Un nuovo capitolo è stato appena aperto. Forse non sarà meno pericoloso di quello che si è chiuso, ma oggi ci sono comunque buoni motivi per esultare. Il primo è che le due alternative al compromesso raggiunto il 2 aprile sul nucleare iraniano erano molto più inquietanti di un accordo che, per sua natura, è comunque imperfetto.

La prima alternativa era la guerra, con il bombardamento delle strutture per l’arricchimento dell’uranio nella repubblica islamica, una scelta che non avrebbe fatto altro che ritardare l’accesso di Teheran all’arma atomica e aprire un ciclo incontrollabile di rappresaglie. La seconda era l’attesa, con il rafforzamento delle sanzioni che strangolano l’economia iraniana, una strategia che avrebbe sicuramente provocato l’accelerazione della marcia iraniana verso la bomba. Nessuna di queste due alternative era auspicabile né avrebbe potuto portare a un progresso.

La seconda buona notizia è che il realismo ha trionfato, sia a Teheran, dove hanno preferito la cancellazione delle sanzioni al progetto nucleare, che nelle capitali occidentali, che hanno ammesso che il ritorno dell’Iran sul palcoscenico diplomatico internazionale è un risultato abbastanza importante da consentire a Teheran di salvare la faccia. Come accade con ogni compromesso, ci sono state concessioni reciproche.

L’Iran ha accettato di ridurre di un terzo il numero di centrifughe che utilizzava per arricchire l’uranio a un ritmo che non aveva alcuna giustificazione civile e che al contrario rivelava l’esistenza di un programma militare. Teheran ha inoltre accettato ispezioni e verifiche che gli impediranno di costruire la bomba senza che il mondo abbia il tempo per reagire. Le grandi potenze, del canto loro, hanno accettato di cancellare progressivamente le sanzioni e di permettere all’Iran di portare avanti un programma di ricerca che lo renderà uno “stato di soglia”, ovvero un paese in grado di costruire la bomba in meno di un anno.

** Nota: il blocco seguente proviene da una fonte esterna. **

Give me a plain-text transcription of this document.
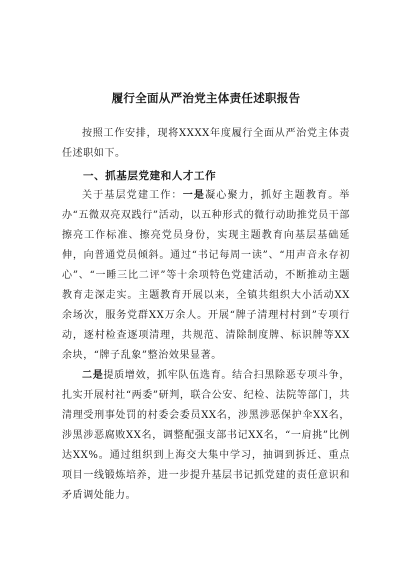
履行全面从严治党主体责任述职报告

按照工作安排，现将XXXX年度履行全面从严治党主体责任述职如下。

一、抓基层党建和人才工作

关于基层党建工作：一是凝心聚力，抓好主题教育。举办“五微双亮双践行”活动，以五种形式的微行动助推党员干部擦亮工作标准、擦亮党员身份，实现主题教育向基层基础延伸，向普通党员倾斜。通过“书记每周一读”、“用声音永存初心”、“一睡三比二评”等十余项特色党建活动，不断推动主题教育走深走实。主题教育开展以来，全镇共组织大小活动XX余场次，服务党群XX万余人。开展“牌子清理村村到”专项行动，逐村检查逐项清理，共规范、清除制度牌、标识牌等XX余块，“牌子乱象”整治效果显著。

二是提质增效，抓牢队伍选育。结合扫黑除恶专项斗争，扎实开展村社“两委”研判，联合公安、纪检、法院等部门，共清理受刑事处罚的村委会委员XX名，涉黑涉恶保护伞XX名，涉黑涉恶腐败XX名，调整配强支部书记XX名，“一肩挑”比例达XX%。通过组织到上海交大集中学习，抽调到拆迁、重点项目一线锻炼培养，进一步提升基层书记抓党建的责任意识和矛盾调处能力。
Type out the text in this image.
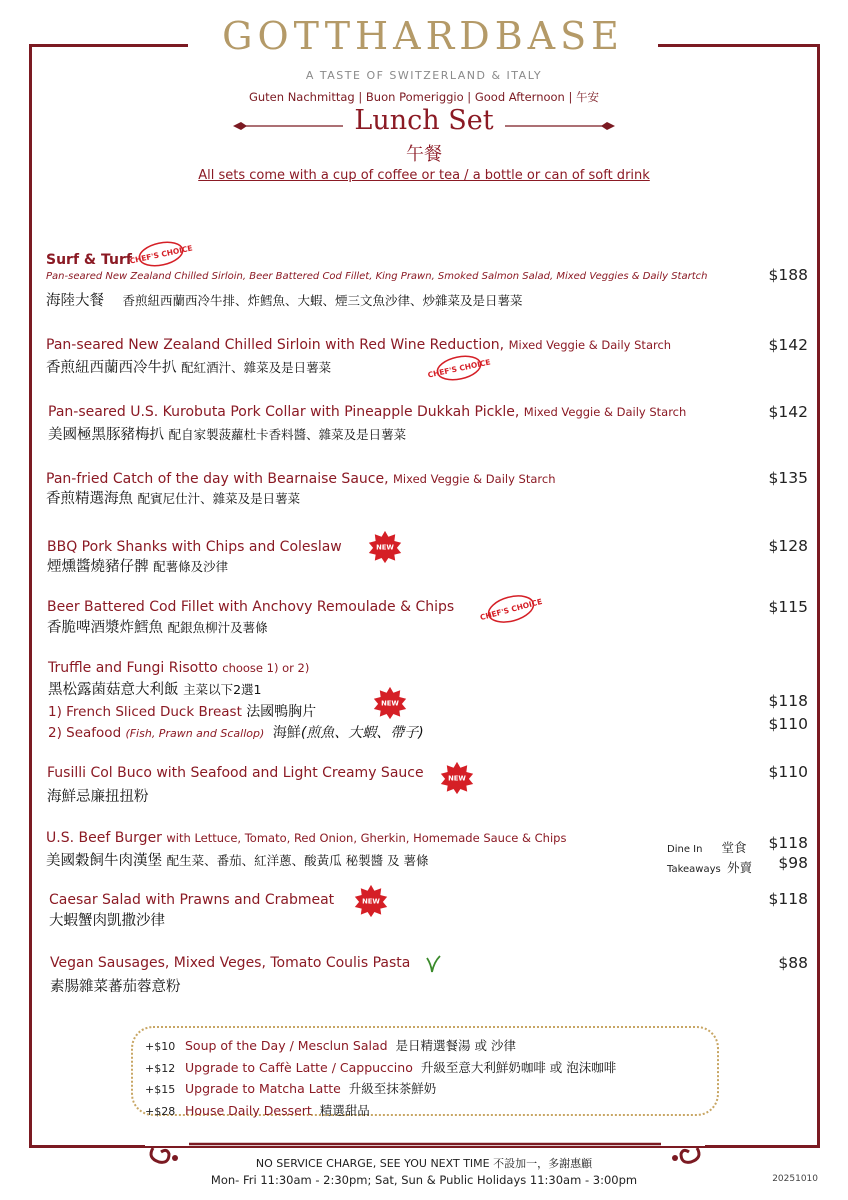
GOTTHARDBASE
A TASTE OF SWITZERLAND & ITALY
Guten Nachmittag | Buon Pomeriggio | Good Afternoon | 午安
Lunch Set
午餐
All sets come with a cup of coffee or tea / a bottle or can of soft drink
Surf & Turf
CHEF'S CHOICE
Pan-seared New Zealand Chilled Sirloin, Beer Battered Cod Fillet, King Prawn, Smoked Salmon Salad, Mixed Veggies & Daily Startch
海陸大餐 香煎紐西蘭西冷牛排、炸鱈魚、大蝦、煙三文魚沙律、炒雜菜及是日薯菜
$188
Pan-seared New Zealand Chilled Sirloin with Red Wine Reduction, Mixed Veggie & Daily Starch
香煎紐西蘭西冷牛扒 配紅酒汁、雜菜及是日薯菜	CHEF'S CHOICE
$142
Pan-seared U.S. Kurobuta Pork Collar with Pineapple Dukkah Pickle, Mixed Veggie & Daily Starch
美國極黑豚豬梅扒 配自家製菠蘿杜卡香料醬、雜菜及是日薯菜
$142
Pan-fried Catch of the day with Bearnaise Sauce, Mixed Veggie & Daily Starch
香煎精選海魚 配賓尼仕汁、雜菜及是日薯菜
$135
BBQ Pork Shanks with Chips and Coleslaw	NEW
煙燻醬燒豬仔髀 配薯條及沙律
$128
Beer Battered Cod Fillet with Anchovy Remoulade & Chips	CHEF'S CHOICE
香脆啤酒漿炸鱈魚 配銀魚柳汁及薯條
$115
Truffle and Fungi Risotto choose 1) or 2)
黑松露菌菇意大利飯 主菜以下2選1
1) French Sliced Duck Breast 法國鴨胸片
NEW
2) Seafood (Fish, Prawn and Scallop) 海鮮(煎魚、大蝦、帶子)
$118
$110
Fusilli Col Buco with Seafood and Light Creamy Sauce	NEW
海鮮忌廉扭扭粉
$110
U.S. Beef Burger with Lettuce, Tomato, Red Onion, Gherkin, Homemade Sauce & Chips
美國穀飼牛肉漢堡 配生菜、番茄、紅洋蔥、酸黃瓜 秘製醬 及 薯條
Dine In 堂食 $118
Takeaways 外賣 $98
Caesar Salad with Prawns and Crabmeat	NEW
大蝦蟹肉凱撒沙律
$118
Vegan Sausages, Mixed Veges, Tomato Coulis Pasta
素腸雜菜蕃茄蓉意粉
$88
+$10 Soup of the Day / Mesclun Salad 是日精選餐湯 或 沙律
+$12 Upgrade to Caffè Latte / Cappuccino 升級至意大利鮮奶咖啡 或 泡沫咖啡
+$15 Upgrade to Matcha Latte 升級至抹茶鮮奶
+$28 House Daily Dessert 精選甜品
NO SERVICE CHARGE, SEE YOU NEXT TIME 不設加一，多謝惠顧
Mon- Fri 11:30am - 2:30pm; Sat, Sun & Public Holidays 11:30am - 3:00pm	20251010
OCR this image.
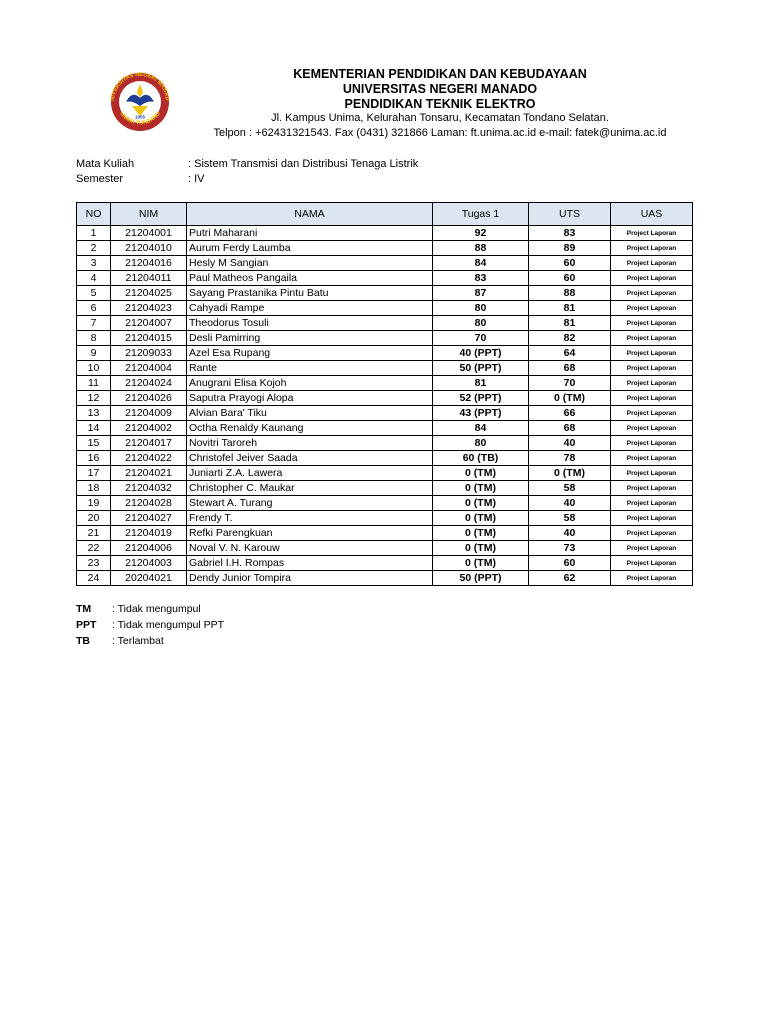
NIVERSITAS NEGERI MANAD
UNIMA TONDANO
1955
KEMENTERIAN PENDIDIKAN DAN KEBUDAYAAN
UNIVERSITAS NEGERI MANADO
PENDIDIKAN TEKNIK ELEKTRO
Jl. Kampus Unima, Kelurahan Tonsaru, Kecamatan Tondano Selatan.
Telpon : +62431321543. Fax (0431) 321866 Laman: ft.unima.ac.id e-mail: fatek@unima.ac.id
Mata Kuliah	: Sistem Transmisi dan Distribusi Tenaga Listrik
Semester	: IV
NO	NIM	NAMA	Tugas 1	UTS	UAS
1	21204001	Putri Maharani	92	83	Project Laporan
2	21204010	Aurum Ferdy Laumba	88	89	Project Laporan
3	21204016	Hesly M Sangian	84	60	Project Laporan
4	21204011	Paul Matheos Pangaila	83	60	Project Laporan
5	21204025	Sayang Prastanika Pintu Batu	87	88	Project Laporan
6	21204023	Cahyadi Rampe	80	81	Project Laporan
7	21204007	Theodorus Tosuli	80	81	Project Laporan
8	21204015	Desli Pamirring	70	82	Project Laporan
9	21209033	Azel Esa Rupang	40 (PPT)	64	Project Laporan
10	21204004	Rante	50 (PPT)	68	Project Laporan
11	21204024	Anugrani Elisa Kojoh	81	70	Project Laporan
12	21204026	Saputra Prayogi Alopa	52 (PPT)	0 (TM)	Project Laporan
13	21204009	Alvian Bara' Tiku	43 (PPT)	66	Project Laporan
14	21204002	Octha Renaldy Kaunang	84	68	Project Laporan
15	21204017	Novitri Taroreh	80	40	Project Laporan
16	21204022	Christofel Jeiver Saada	60 (TB)	78	Project Laporan
17	21204021	Juniarti Z.A. Lawera	0 (TM)	0 (TM)	Project Laporan
18	21204032	Christopher C. Maukar	0 (TM)	58	Project Laporan
19	21204028	Stewart A. Turang	0 (TM)	40	Project Laporan
20	21204027	Frendy T.	0 (TM)	58	Project Laporan
21	21204019	Refki Parengkuan	0 (TM)	40	Project Laporan
22	21204006	Noval V. N. Karouw	0 (TM)	73	Project Laporan
23	21204003	Gabriel I.H. Rompas	0 (TM)	60	Project Laporan
24	20204021	Dendy Junior Tompira	50 (PPT)	62	Project Laporan
TM : Tidak mengumpul
PPT : Tidak mengumpul PPT
TB : Terlambat
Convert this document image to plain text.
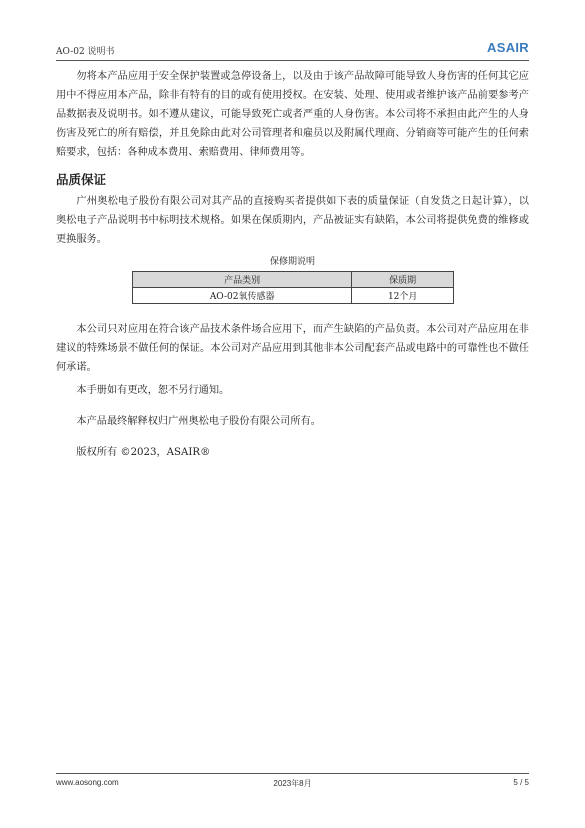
AO-02 说明书	ASAIR

勿将本产品应用于安全保护装置或急停设备上，以及由于该产品故障可能导致人身伤害的任何其它应用中不得应用本产品，除非有特有的目的或有使用授权。在安装、处理、使用或者维护该产品前要参考产品数据表及说明书。如不遵从建议，可能导致死亡或者严重的人身伤害。本公司将不承担由此产生的人身伤害及死亡的所有赔偿，并且免除由此对公司管理者和雇员以及附属代理商、分销商等可能产生的任何索赔要求，包括：各种成本费用、索赔费用、律师费用等。

品质保证

广州奥松电子股份有限公司对其产品的直接购买者提供如下表的质量保证（自发货之日起计算），以奥松电子产品说明书中标明技术规格。如果在保质期内，产品被证实有缺陷，本公司将提供免费的维修或更换服务。

保修期说明
产品类别	保质期
AO-02氧传感器	12个月

本公司只对应用在符合该产品技术条件场合应用下，而产生缺陷的产品负责。本公司对产品应用在非建议的特殊场景不做任何的保证。本公司对产品应用到其他非本公司配套产品或电路中的可靠性也不做任何承诺。

本手册如有更改，恕不另行通知。

本产品最终解释权归广州奥松电子股份有限公司所有。

版权所有 ©2023，ASAIR®

www.aosong.com	2023年8月	5 / 5
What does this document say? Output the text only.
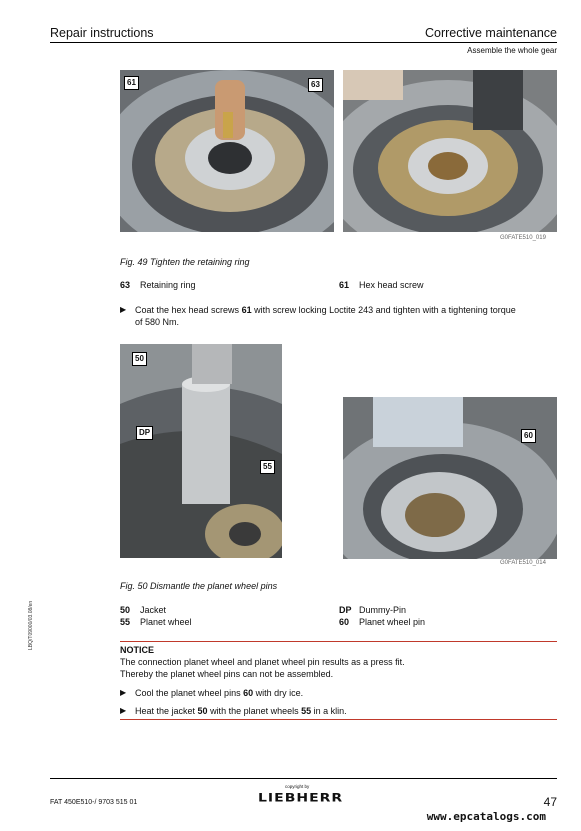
Repair instructions	Corrective maintenance
Assemble the whole gear
61	63
G0FATE510_019
Fig. 49 Tighten the retaining ring
63 Retaining ring	61 Hex head screw
▶ Coat the hex head screws 61 with screw locking Loctite 243 and tighten with a tightening torque
of 580 Nm.
50
DP
55
60
G0FATE510_014
Fig. 50 Dismantle the planet wheel pins
50 Jacket	DP Dummy-Pin
55 Planet wheel	60 Planet wheel pin
NOTICE
The connection planet wheel and planet wheel pin results as a press fit.
Thereby the planet wheel pins can not be assembled.
▶ Cool the planet wheel pins 60 with dry ice.
▶ Heat the jacket 50 with the planet wheels 55 in a klin.
LBQ/T09000/03.08/en
FAT 450E510-/ 9703 515 01
copyright by
LIEBHERR	47
www.epcatalogs.com
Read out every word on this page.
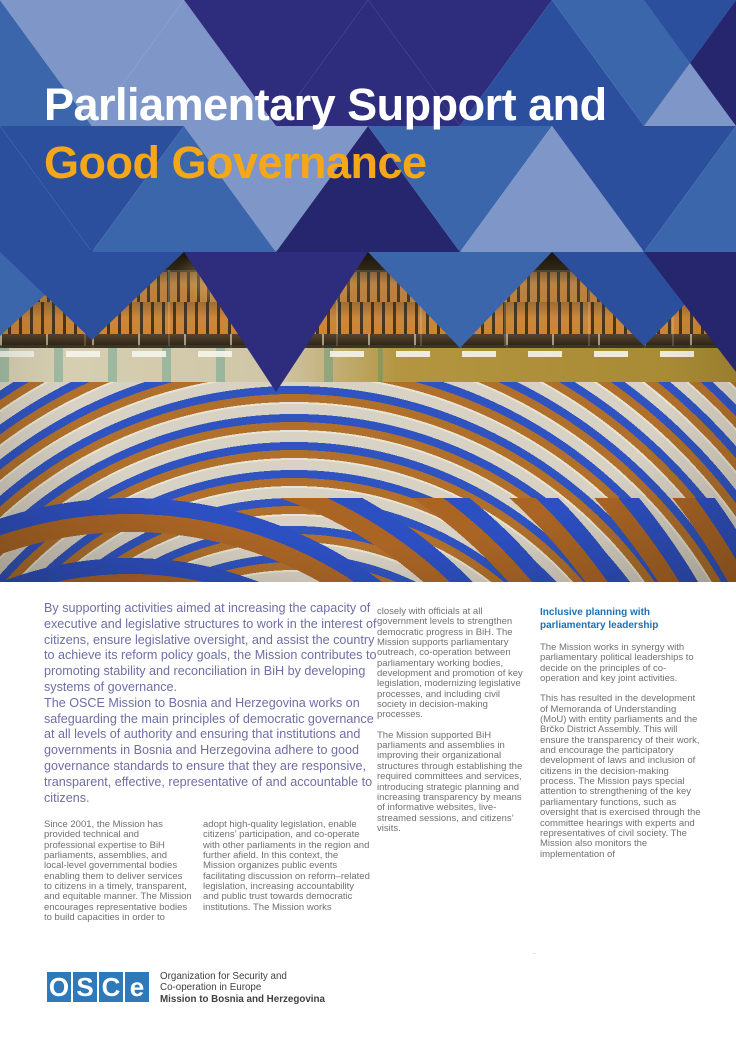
Parliamentary Support and
Good Governance

By supporting activities aimed at increasing the capacity of executive and legislative structures to work in the interest of citizens, ensure legislative oversight, and assist the country to achieve its reform policy goals, the Mission contributes to promoting stability and reconciliation in BiH by developing systems of governance.

The OSCE Mission to Bosnia and Herzegovina works on safeguarding the main principles of democratic governance at all levels of authority and ensuring that institutions and governments in Bosnia and Herzegovina adhere to good governance standards to ensure that they are responsive, transparent, effective, representative of and accountable to citizens.

Since 2001, the Mission has provided technical and professional expertise to BiH parliaments, assemblies, and local-level governmental bodies enabling them to deliver services to citizens in a timely, transparent, and equitable manner. The Mission encourages representative bodies to build capacities in order to

adopt high-quality legislation, enable citizens’ participation, and co-operate with other parliaments in the region and further afield. In this context, the Mission organizes public events facilitating discussion on reform–related legislation, increasing accountability and public trust towards democratic institutions. The Mission works

closely with officials at all government levels to strengthen democratic progress in BiH. The Mission supports parliamentary outreach, co-operation between parliamentary working bodies, development and promotion of key legislation, modernizing legislative processes, and including civil society in decision-making processes.

The Mission supported BiH parliaments and assemblies in improving their organizational structures through establishing the required committees and services, introducing strategic planning and increasing transparency by means of informative websites, live-streamed sessions, and citizens’ visits.

Inclusive planning with parliamentary leadership

The Mission works in synergy with parliamentary political leaderships to decide on the principles of co-operation and key joint activities.

This has resulted in the development of Memoranda of Understanding (MoU) with entity parliaments and the Brčko District Assembly. This will ensure the transparency of their work, and encourage the participatory development of laws and inclusion of citizens in the decision-making process. The Mission pays special attention to strengthening of the key parliamentary functions, such as oversight that is exercised through the committee hearings with experts and representatives of civil society. The Mission also monitors the implementation of

.
O S C e Organization for Security and
Co-operation in Europe
Mission to Bosnia and Herzegovina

È per questo che Israele e i paesi sunniti hanno parlato di accordo scriteriato. La verità è che potrebbero anche avere ragione, ma resta il fatto che non c’erano alternative valide e che l’accordo favorirà un’evoluzione politica a Teheran, positiva per il paese, ma anche per la regione e il resto del mondo.

Al momento non è escluso che, come sperano le potenze occidentali, i riformatori usciti vincitori dalle presidenziali di due anni fa possano sfruttare il successo del 2 aprile e il maggiore benessere economico per avviare un processo di liberalizzazione interna e portare il paese a intraprendere un percorso vero, un compromesso regionale con i paesi sunniti e magari anche con Israele.

Sfortunatamente è altrettanto possibile che l’Iran si serva di questa tregua e del denaro che arriverà dalla cancellazione delle sanzioni per continuare a imporsi in tutto il Medio Oriente sfidando i paesi sunniti e Israele.

Non è il momento di fare scommesse. Il capitolo che si è aperto è altrettanto pericoloso e incerto di quello che si è appena chiuso, ma quanto meno siamo davanti a un cambiamento. Il futuro non è più scontato e preoccupante, ma ci sono due alternative: una inquietante e l’altra auspicabile.